The Central Bank of Nigeria (CBN) licenses and regulates Bureaux de Change (BDC) operations in Nigeria to achieve the following objectives: Provide access to foreign exchange to small-scale end-users; Serve as tools for the management of exchange rate; Assist in the fight against illegal financial activities; Facilitate economic activities; and Provide economic data for policy decisions.
However, the CBN said it had “observed with grave concern the deficiencies in the operational effectiveness of BDCs, which runs counter to the aforementioned objectives. In particular, the Bank has observed the following unintended outcomes.”
The apex bank specifically lamented what it called an “avalanche of rent-seeking operators only interested in widening margins and profits from the foreign exchange market, regardless of prevailing official and interbank rates; Weak and ineffective operational structure, resulting in the subsector completely abandoning the objectives for its establishment; Depletion of the country’s foreign reserves, in view of the unusually large number of BDCs; Potential financing of unauthorized transactions with foreign exchange procured from the CBN Window; Gradual dollarization of the Nigerian economy with attendant adverse consequences on the conduct of monetary policy and subtle subversion of cashless policy initiative; and Inadequate level of minimum paid-up capital. 
Prevailing ownership of several BDCs by the same promoters in order to buy foreign exchange multiple times from the CBN Window was frowned upon by the CBN because this is clearly related to the low level of capital requirements for licensing BDCs.
Isaac Okorafor said the CBN’s expectation is to have BDCs that are properly structured, effectively regulated, and well-capitalised to meet the objectives for which operators are licensed. 
In particular, the CBN he said envisages the emergence of well-capitalised and structured entities that can effectively perform the roles of Bureau De Change in the economy; Partnership between BDCs and renowned companies engaged in inward and outward money transfers in Nigeria.
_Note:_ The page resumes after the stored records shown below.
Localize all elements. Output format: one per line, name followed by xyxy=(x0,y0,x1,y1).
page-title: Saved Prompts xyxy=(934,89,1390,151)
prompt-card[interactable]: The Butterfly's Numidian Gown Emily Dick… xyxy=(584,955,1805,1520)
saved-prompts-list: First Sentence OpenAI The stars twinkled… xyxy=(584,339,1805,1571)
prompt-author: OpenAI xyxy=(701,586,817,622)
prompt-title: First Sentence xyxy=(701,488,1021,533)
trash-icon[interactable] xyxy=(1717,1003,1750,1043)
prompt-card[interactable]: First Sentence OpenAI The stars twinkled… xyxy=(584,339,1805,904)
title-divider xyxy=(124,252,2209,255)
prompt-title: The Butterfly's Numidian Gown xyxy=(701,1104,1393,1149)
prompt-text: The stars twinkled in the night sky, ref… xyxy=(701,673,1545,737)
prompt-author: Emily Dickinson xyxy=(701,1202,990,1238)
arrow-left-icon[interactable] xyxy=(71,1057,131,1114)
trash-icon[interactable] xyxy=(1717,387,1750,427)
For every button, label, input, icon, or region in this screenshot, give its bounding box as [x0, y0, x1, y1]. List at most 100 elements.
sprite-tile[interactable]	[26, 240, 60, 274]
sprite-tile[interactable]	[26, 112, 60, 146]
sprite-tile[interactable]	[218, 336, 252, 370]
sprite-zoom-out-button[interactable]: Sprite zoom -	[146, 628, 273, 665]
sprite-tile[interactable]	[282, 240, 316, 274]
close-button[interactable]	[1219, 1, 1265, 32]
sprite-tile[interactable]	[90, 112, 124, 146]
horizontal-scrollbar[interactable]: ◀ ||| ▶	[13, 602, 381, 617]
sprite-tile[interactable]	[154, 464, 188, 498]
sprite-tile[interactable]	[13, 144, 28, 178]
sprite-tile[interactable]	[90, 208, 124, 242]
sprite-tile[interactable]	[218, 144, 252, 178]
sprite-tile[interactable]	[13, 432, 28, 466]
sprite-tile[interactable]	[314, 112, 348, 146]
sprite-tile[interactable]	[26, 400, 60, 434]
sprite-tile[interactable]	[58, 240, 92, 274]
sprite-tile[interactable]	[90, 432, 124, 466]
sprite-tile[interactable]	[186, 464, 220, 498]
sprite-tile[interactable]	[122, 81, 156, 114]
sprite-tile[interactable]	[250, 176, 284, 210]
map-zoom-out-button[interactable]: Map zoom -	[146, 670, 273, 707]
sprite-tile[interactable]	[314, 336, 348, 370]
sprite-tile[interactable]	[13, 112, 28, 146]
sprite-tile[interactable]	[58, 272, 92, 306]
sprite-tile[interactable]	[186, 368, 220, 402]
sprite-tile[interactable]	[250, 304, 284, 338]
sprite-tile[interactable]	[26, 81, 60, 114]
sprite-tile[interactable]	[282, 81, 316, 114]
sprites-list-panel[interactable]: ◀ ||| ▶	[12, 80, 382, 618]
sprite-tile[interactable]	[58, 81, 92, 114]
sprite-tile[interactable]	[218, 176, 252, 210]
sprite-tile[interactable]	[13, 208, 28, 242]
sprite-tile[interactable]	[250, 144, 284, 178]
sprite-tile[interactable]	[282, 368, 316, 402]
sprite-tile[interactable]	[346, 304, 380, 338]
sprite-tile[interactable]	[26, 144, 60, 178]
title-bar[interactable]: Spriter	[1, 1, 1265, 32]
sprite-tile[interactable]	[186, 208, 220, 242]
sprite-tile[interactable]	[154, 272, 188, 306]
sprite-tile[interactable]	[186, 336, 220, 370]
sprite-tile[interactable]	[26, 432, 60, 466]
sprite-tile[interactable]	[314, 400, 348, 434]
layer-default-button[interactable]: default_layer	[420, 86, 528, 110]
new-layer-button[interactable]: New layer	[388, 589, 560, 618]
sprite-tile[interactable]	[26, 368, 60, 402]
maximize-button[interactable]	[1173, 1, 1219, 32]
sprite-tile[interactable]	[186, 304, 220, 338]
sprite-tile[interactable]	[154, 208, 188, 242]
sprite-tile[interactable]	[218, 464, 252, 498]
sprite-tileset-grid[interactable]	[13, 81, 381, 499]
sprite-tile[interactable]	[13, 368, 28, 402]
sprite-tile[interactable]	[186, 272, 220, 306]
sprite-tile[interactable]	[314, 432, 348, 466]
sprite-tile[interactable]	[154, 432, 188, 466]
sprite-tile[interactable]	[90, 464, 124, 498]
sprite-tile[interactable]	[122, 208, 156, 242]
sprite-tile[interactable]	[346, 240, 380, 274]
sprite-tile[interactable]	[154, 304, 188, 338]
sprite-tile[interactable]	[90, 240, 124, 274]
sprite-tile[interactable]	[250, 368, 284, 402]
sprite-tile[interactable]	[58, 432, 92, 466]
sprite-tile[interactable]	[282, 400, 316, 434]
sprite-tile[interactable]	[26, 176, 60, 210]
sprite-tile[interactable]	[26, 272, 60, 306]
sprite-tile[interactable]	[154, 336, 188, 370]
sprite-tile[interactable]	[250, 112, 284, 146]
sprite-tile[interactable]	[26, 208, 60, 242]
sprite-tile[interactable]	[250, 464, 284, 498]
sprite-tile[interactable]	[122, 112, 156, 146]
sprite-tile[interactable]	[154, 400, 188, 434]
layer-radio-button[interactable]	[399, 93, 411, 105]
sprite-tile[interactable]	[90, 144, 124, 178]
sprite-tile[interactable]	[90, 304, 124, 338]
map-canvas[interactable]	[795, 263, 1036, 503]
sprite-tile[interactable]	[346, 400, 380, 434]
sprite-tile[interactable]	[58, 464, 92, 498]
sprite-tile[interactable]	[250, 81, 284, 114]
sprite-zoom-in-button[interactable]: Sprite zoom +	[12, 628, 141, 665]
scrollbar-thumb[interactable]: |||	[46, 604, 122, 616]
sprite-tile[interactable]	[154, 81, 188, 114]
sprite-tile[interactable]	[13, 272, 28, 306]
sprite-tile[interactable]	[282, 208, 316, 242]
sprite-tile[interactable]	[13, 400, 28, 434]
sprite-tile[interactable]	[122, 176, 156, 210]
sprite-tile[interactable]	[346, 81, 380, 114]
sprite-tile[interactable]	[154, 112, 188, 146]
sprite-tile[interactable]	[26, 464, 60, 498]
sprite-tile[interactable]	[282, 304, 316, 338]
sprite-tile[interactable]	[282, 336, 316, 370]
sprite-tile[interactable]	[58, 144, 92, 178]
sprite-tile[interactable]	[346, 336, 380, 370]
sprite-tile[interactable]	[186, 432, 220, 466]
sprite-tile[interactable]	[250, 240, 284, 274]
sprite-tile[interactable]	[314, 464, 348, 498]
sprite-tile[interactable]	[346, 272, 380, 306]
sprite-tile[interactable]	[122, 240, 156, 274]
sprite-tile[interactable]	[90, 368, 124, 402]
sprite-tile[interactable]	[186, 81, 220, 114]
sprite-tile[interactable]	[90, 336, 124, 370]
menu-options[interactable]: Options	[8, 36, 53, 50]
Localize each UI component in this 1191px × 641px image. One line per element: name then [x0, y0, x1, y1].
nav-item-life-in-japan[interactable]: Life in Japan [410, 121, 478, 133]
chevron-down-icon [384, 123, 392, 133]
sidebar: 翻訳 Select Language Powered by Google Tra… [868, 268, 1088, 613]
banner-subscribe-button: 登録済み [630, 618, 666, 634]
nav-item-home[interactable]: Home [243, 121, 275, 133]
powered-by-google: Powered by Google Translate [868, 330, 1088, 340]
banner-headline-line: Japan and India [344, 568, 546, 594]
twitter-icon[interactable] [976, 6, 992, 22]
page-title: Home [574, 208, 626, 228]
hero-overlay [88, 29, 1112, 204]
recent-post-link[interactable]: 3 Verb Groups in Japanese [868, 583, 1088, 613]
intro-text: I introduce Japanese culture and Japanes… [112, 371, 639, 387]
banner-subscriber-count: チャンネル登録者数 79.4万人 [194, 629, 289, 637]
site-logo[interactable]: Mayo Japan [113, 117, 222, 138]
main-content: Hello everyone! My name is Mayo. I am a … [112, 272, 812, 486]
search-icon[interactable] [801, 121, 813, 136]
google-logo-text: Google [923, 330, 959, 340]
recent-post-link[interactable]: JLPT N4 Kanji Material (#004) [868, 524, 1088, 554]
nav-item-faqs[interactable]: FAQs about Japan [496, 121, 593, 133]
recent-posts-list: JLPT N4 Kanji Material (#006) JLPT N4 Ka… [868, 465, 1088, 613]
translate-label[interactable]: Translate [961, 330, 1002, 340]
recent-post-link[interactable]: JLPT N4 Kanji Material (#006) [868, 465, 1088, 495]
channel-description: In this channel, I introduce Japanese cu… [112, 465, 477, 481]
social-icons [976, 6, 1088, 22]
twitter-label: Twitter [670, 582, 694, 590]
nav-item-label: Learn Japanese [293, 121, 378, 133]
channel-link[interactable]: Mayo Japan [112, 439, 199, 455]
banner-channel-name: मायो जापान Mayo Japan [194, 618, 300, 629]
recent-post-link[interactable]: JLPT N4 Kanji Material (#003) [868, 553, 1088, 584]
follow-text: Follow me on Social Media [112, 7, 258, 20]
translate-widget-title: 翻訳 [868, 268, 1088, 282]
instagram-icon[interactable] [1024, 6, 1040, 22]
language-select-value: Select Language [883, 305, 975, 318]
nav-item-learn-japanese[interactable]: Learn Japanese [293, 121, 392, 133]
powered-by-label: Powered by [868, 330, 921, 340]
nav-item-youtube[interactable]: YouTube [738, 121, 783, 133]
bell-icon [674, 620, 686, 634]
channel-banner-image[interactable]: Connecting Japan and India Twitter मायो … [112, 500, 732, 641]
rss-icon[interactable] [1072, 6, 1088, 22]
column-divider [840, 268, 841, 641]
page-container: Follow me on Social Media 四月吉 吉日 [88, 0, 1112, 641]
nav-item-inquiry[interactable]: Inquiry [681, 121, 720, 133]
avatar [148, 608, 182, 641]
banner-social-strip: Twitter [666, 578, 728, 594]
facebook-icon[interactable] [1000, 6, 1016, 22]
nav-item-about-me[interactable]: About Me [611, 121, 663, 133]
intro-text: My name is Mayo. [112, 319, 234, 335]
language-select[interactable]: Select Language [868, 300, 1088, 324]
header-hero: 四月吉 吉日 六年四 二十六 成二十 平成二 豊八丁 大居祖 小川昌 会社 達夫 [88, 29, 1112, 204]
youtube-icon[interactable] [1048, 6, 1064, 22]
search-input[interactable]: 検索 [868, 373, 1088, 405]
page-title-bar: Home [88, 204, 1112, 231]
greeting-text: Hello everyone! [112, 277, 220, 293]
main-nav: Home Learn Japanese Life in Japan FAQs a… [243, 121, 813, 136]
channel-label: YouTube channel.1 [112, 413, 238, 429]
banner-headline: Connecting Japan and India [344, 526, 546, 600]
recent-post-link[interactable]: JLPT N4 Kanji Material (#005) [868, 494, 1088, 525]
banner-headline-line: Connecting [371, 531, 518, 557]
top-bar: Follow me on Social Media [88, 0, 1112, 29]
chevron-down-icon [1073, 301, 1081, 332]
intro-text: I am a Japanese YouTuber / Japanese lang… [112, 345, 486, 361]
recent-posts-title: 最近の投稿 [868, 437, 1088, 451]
It is in expectation of this collaboration that the CBN as at 18 June 2014, approved the “Guidelines for International Money Transfer Services in Nigeria”. 
Under the Guidelines, Western Union, Monegram and RIA Financial Services have been authorised to carry out inward and outward money transfer services in Nigeria.
The CBN also expects the creation of robust and sustainable business franchises that are not dependent on rent-seeking activities but are properly situated to compete in the foreign exchange market, and deliver superior values and returns.